None of the four DWP Commission members had such qualms last Thursday when they approved massive rate hikes without even considering the Council-ordered report by PA Consulting which called for major changes in policy to achieve transparency, effective management and coherent green energy policies.

They didn’t even have copies of the report on their desks when they rubber-stamped the mayor’s ill-conceived “carbon surcharge” policy. They didn’t even consider the recommendations of the DWP citizens committees when they proposed gutting efforts to create an independent Rate Payer Advocate by putting it under Controller Wendy Greuel, who owes her political career to the IBEW as much as to her personal charm.

As they did when the commission approved a 2,000 percent increase in the Energy Cost Adjustment Factor surcharge six months ago, the City Council on Tuesday repudiated the DWP Commission’s approval of an 800 percent increase, and did so unanimously.

In the space of eight days, the mayor had gone from proclaiming a 20 to 30 percent rate increase — which he falsely claimed was just a $2.50 a month increase — as necessary to raise nearly $700 million extra annually to replace DWP’s coal-burning plants with solar and wind energy.

He ignored the fact that the DWP’s five-year plan contains no provision to reduce the utility’s reliance on coal for 45 percent of its energy, the only reason its rates are 16 percent lower than other utilities.

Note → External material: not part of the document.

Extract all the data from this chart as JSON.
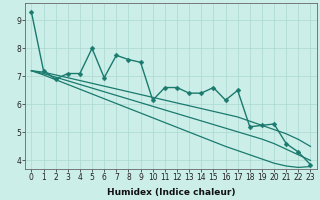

By Thursday, the commission changed the story. It based its action not on replacing coal but on avoiding a credit rating downgrade due to the “under-collection” of $130 million in revenue when natural gas prices soared three years ago — a fraction of the revenue it had declared surplus and turned over to the general fund during that time.

By Tuesday, the mayor was resorting to the desperate argument that the city will go bankrupt if rates aren’t raised high enough to keep paying $220 million a year — 8 percent of all electricity revenue — to the general fund.

The shifting argument, the dishonesty of DWP officials, the lack of transparency cost him dearly politically and in terms of credibility.

City Hall is now in chaos.

Early retirement with sweetened pensions for 2,400 workers, threatened layoffs of 4,000 others have left nearly every department outside the DWP, Harbor, Airport and LAPD into confusion with gaps in skills and experiences and uncertainty about which services to protect and how to provide them.

We are nine months into the fiscal and still have a budget deficit of more than $200 million with much bigger deficits looming in the years ahead.

It’s clear nobody at City Hall has a clue about what to do. They are only making matters worse.

The commitment the Council made Tuesday in defying the mayor’s bullying tactics and promising to bring the shadowy policies of the DWP into the light of day is the first step on the long road to cleaning up the corruption at City Hall.

Citizen commissioners should take heed, starting with the DWP Commission.

In their acquiescence to the mayor’s coercion, they have failed to fulfill their duty to provide oversight on the DWP. They have been called out by the public and the Council, their actions denounced.

The honorable thing would be to resign immediately. And so should every other commissioner who has succumbed to pressure from the mayor or others to put special interests ahead of public interests.

It’s my belief that few would still be serving if they put honor ahead of position.

Department managers and other high-ranking bureaucrats have the same moral obligation to stand up in public and private for what is right for the city even in the face of threats to fire them.

It’s asking a lot of people to put themselves at risk for the common good of the city and its people. But if those in high positions don’t make a stand for what’s best for the city, what do the think the rabble, of which I’m proud to be part of, to do?